Ex-ministro da Justiça diz que política antidrogas não é eficiente

O ex-ministro da Justiça José Gregori, que atuou no segundo mandato do então presidente Fernando Henrique Cardoso, disse essa semana que a atual política brasileira antidrogas não é eficiente para evitar a adesão de novos consumidores, especialmente jovens. Ele falou com jornalistas antes de audiência com o ministro do Supremo Tribunal Federal Gilmar Mendes, que relata processo sobre o tema.

Na segunda-feira (15), sete ex-ministros da Justiça das gestões FHC e Luiz Inácio Lula da Silva encaminharam ofício ao STF apoiando o fim da punição a usuários que portam drogas para consumo próprio. Além de Gregori, também assinaram o documento Nelson Jobim, José Carlos Dias, Aloysio Nunes, Miguel Reale Júnior, Márcio Thomaz Bastos e Tarso Genro.
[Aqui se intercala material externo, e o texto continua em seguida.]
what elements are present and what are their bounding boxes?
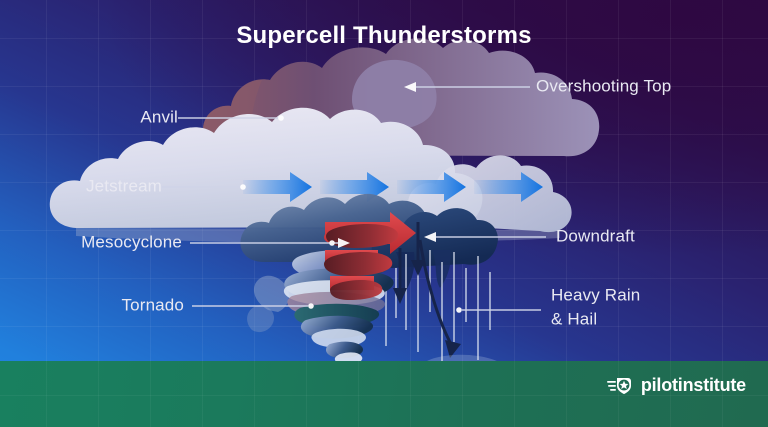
brand-logo[interactable]: pilotinstitute <box>607 374 746 396</box>
label-mesocyclone: Mesocyclone <box>81 232 182 255</box>
infographic-canvas: Supercell Thunderstorms Anvil Jetstream … <box>0 0 768 427</box>
logo-text: pilotinstitute <box>641 375 746 396</box>
label-and-hail: & Hail <box>551 309 597 332</box>
winged-shield-star-icon <box>607 374 635 396</box>
label-downdraft: Downdraft <box>556 226 635 249</box>
page-title: Supercell Thunderstorms <box>0 22 768 50</box>
label-overshooting-top: Overshooting Top <box>536 76 671 99</box>
label-heavy-rain: Heavy Rain <box>551 285 640 308</box>
label-tornado: Tornado <box>122 295 184 318</box>
label-jetstream: Jetstream <box>86 176 162 199</box>
label-anvil: Anvil <box>140 107 178 130</box>
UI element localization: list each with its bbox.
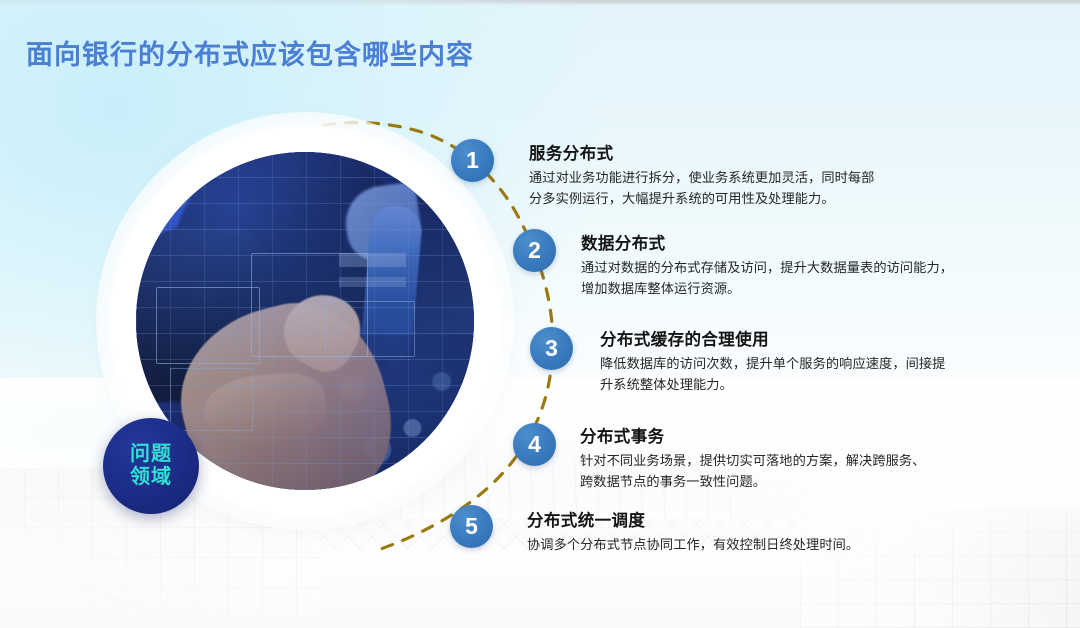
photo-hud-bar-2 xyxy=(339,277,407,287)
photo-suit xyxy=(170,152,413,382)
item-body-2: 通过对数据的分布式存储及访问，提升大数据量表的访问能力， 增加数据库整体运行资源… xyxy=(581,257,1051,299)
photo-collar xyxy=(341,181,425,265)
item-marker-1[interactable]: 1 xyxy=(451,139,494,182)
item-marker-5[interactable]: 5 xyxy=(450,505,493,548)
item-marker-4[interactable]: 4 xyxy=(513,423,556,466)
item-text-2: 数据分布式 通过对数据的分布式存储及访问，提升大数据量表的访问能力， 增加数据库… xyxy=(581,230,1051,299)
item-heading-2: 数据分布式 xyxy=(581,230,1051,254)
photo-hud-panel-1 xyxy=(156,287,259,363)
item-text-1: 服务分布式 通过对业务功能进行拆分，使业务系统更加灵活，同时每部 分多实例运行，… xyxy=(529,140,999,209)
photo-hud-panel-2 xyxy=(251,253,368,356)
page-title: 面向银行的分布式应该包含哪些内容 xyxy=(26,33,474,72)
item-marker-2[interactable]: 2 xyxy=(513,229,556,272)
slide-canvas: 面向银行的分布式应该包含哪些内容 问题 领域 xyxy=(0,0,1080,628)
photo-thumb xyxy=(200,369,328,449)
photo-hand xyxy=(163,286,407,490)
photo-shoulder xyxy=(136,226,278,402)
item-text-3: 分布式缓存的合理使用 降低数据库的访问次数，提升单个服务的响应速度，间接提 升系… xyxy=(600,326,1070,395)
item-heading-1: 服务分布式 xyxy=(529,140,999,164)
photo-hud-panel-3 xyxy=(325,301,415,357)
item-marker-3[interactable]: 3 xyxy=(530,327,573,370)
top-edge-strip xyxy=(0,0,1080,5)
badge-line-1: 问题 xyxy=(130,443,172,466)
item-body-1: 通过对业务功能进行拆分，使业务系统更加灵活，同时每部 分多实例运行，大幅提升系统… xyxy=(529,167,999,209)
badge-line-2: 领域 xyxy=(130,466,172,489)
item-heading-4: 分布式事务 xyxy=(580,423,1050,447)
item-body-4: 针对不同业务场景，提供切实可落地的方案，解决跨服务、 跨数据节点的事务一致性问题… xyxy=(580,450,1050,492)
photo-gears xyxy=(312,335,474,490)
item-body-5: 协调多个分布式节点协同工作，有效控制日终处理时间。 xyxy=(527,534,997,555)
item-heading-3: 分布式缓存的合理使用 xyxy=(600,326,1070,350)
photo-finger xyxy=(271,280,373,382)
item-heading-5: 分布式统一调度 xyxy=(527,507,997,531)
item-body-3: 降低数据库的访问次数，提升单个服务的响应速度，间接提 升系统整体处理能力。 xyxy=(600,353,1070,395)
photo-hud-panel-4 xyxy=(170,368,253,431)
item-text-4: 分布式事务 针对不同业务场景，提供切实可落地的方案，解决跨服务、 跨数据节点的事… xyxy=(580,423,1050,492)
photo-necktie xyxy=(359,204,423,363)
problem-domain-badge: 问题 领域 xyxy=(103,418,199,514)
item-text-5: 分布式统一调度 协调多个分布式节点协同工作，有效控制日终处理时间。 xyxy=(527,507,997,555)
photo-hud-bar-1 xyxy=(339,253,407,267)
De acordo com Gregori, o Brasil avançou em 2006 ao aprovar a primeira Lei Antidrogas, mas falhou ao manter uma estrutura policialesca em relação aos dependentes. “A juventude fica ainda menos acessível quando se tem uma receita impositiva, uma receita policial, para querer tirar de um mau encaminhamento que ele [o jovem] deu para a vida”.
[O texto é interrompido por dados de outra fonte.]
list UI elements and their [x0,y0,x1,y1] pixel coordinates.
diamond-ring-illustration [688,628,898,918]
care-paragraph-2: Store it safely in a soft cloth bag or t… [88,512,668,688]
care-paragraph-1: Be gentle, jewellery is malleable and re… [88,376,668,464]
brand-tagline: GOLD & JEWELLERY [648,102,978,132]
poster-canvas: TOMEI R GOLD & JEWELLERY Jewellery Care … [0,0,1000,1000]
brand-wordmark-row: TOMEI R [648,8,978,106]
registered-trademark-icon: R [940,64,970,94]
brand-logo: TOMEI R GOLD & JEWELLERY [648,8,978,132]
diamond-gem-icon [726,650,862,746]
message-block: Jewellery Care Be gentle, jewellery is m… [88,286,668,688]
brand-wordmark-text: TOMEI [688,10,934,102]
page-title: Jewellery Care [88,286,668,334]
O ex-ministro disse que todos os signatários ficaram insatisfeitos com as políticas sobre drogas em vigor durante suas gestões, mas que agora o país está mais preparado para discutir o tema. “O fato de as estatísticas criminais serem tão altas mostra que temos que reavaliar políticas, e sem dúvida uma questão muito sensível à violência é a questão das drogas”, disse.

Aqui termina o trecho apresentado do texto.